1 files changed, 387 insertions, 0 deletions
diff --git a/intl/unicharutil/util/nsUnicodeProperties.cpp b/intl/unicharutil/util/nsUnicodeProperties.cpp
new file mode 100644
index 0000000000..244b7818ca
--- /dev/null
+++ b/intl/unicharutil/util/nsUnicodeProperties.cpp
@@ -0,0 +1,387 @@
+/* -*- Mode: C++; tab-width: 20; indent-tabs-mode: nil; c-basic-offset: 2 -*- */
+/* vim:set ts=4 sw=2 sts=2 et cindent: */
+/* This Source Code Form is subject to the terms of the Mozilla Public
+ * License, v. 2.0. If a copy of the MPL was not distributed with this
+ * file, You can obtain one at http://mozilla.org/MPL/2.0/. */
+
+#include "nsUnicodeProperties.h"
+#include "nsUnicodePropertyData.cpp"
+
+#include "mozilla/ArrayUtils.h"
+#include "mozilla/HashTable.h"
+#include "nsCharTraits.h"
+
+#include "unicode/uchar.h"
+#include "unicode/unorm2.h"
+
+#define UNICODE_BMP_LIMIT 0x10000
+#define UNICODE_LIMIT 0x110000
+
+const nsCharProps2& GetCharProps2(uint32_t aCh) {
+  if (aCh < UNICODE_BMP_LIMIT) {
+    return sCharProp2Values[sCharProp2Pages[0][aCh >> kCharProp2CharBits]]
+                           [aCh & ((1 << kCharProp2CharBits) - 1)];
+  }
+  if (aCh < (kCharProp2MaxPlane + 1) * 0x10000) {
+    return sCharProp2Values[sCharProp2Pages[sCharProp2Planes[(aCh >> 16) - 1]]
+                                           [(aCh & 0xffff) >>
+                                            kCharProp2CharBits]]
+                           [aCh & ((1 << kCharProp2CharBits) - 1)];
+  }
+
+  MOZ_ASSERT_UNREACHABLE(
+      "Getting CharProps for codepoint outside Unicode "
+      "range");
+
+  // Default values for unassigned
+  using namespace mozilla::unicode;
+  static const nsCharProps2 undefined = {
+      VERTICAL_ORIENTATION_R,
+      0  // IdentifierType
+  };
+  return undefined;
+}
+
+namespace mozilla {
+
+namespace unicode {
+
+/*
+To store properties for a million Unicode codepoints compactly, we use
+a three-level array structure, with the Unicode values considered as
+three elements: Plane, Page, and Char.
+
+Space optimization happens because multiple Planes can refer to the same
+Page array, and multiple Pages can refer to the same Char array holding
+the actual values.
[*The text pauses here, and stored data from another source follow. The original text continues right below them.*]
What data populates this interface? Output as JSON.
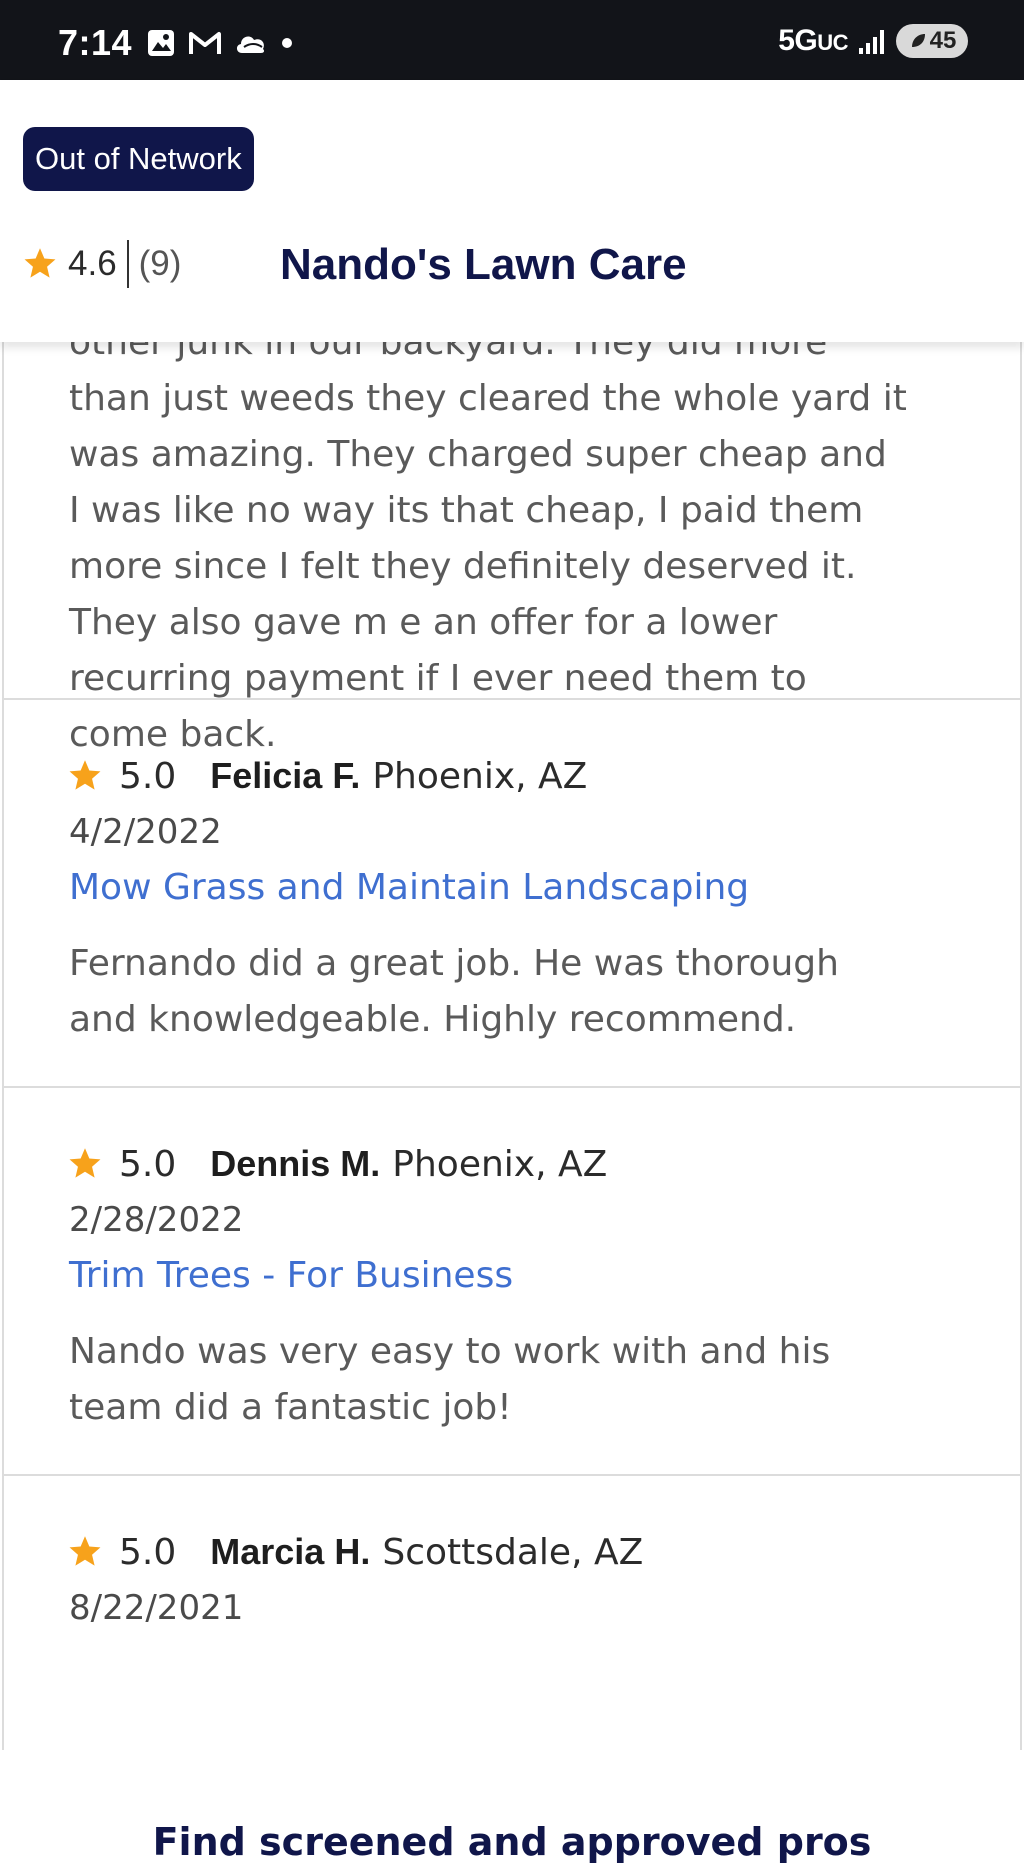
{
  "status_bar": {
    "time": "7:14",
    "network": "5G",
    "network_sub": "UC",
    "battery": "45",
    "icons": [
      "gallery-icon",
      "gmail-icon",
      "cloud-icon",
      "dot-icon",
      "signal-icon",
      "battery-icon"
    ]
  },
  "header": {
    "badge": "Out of Network",
    "rating": "4.6",
    "review_count": "(9)",
    "business_name": "Nando's Lawn Care"
  },
  "colors": {
    "navy": "#10164a",
    "star": "#f7a21b",
    "link": "#3f6fd0"
  },
  "reviews": [
    {
      "text_lines": [
        "other junk in our backyard. They did more",
        "than just weeds they cleared the whole yard it",
        "was amazing. They charged super cheap and",
        "I was like no way its that cheap, I paid them",
        "more since I felt they definitely deserved it.",
        "They also gave m e an offer for a lower",
        "recurring payment if I ever need them to",
        "come back."
      ]
    },
    {
      "score": "5.0",
      "name": "Felicia F.",
      "location": "Phoenix, AZ",
      "date": "4/2/2022",
      "service": "Mow Grass and Maintain Landscaping",
      "text_lines": [
        "Fernando did a great job. He was thorough",
        "and knowledgeable. Highly recommend."
      ]
    },
    {
      "score": "5.0",
      "name": "Dennis M.",
      "location": "Phoenix, AZ",
      "date": "2/28/2022",
      "service": "Trim Trees - For Business",
      "text_lines": [
        "Nando was very easy to work with and his",
        "team did a fantastic job!"
      ]
    },
    {
      "score": "5.0",
      "name": "Marcia H.",
      "location": "Scottsdale, AZ",
      "date": "8/22/2021"
    }
  ],
  "footer": {
    "link": "Find screened and approved pros"
  }
}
In practice, most of the higher planes are empty and
+thus share the same data; and within the BMP, there are also many pages
+that repeat the same data for any given property.
+
+Plane is usually zero, so we skip a lookup in this case, and require
+that the Plane 0 pages are always the first set of entries in the Page
+array.
+
+The division of the remaining 16 bits into Page and Char fields is
+adjusted for each property (by experiment using the generation tool)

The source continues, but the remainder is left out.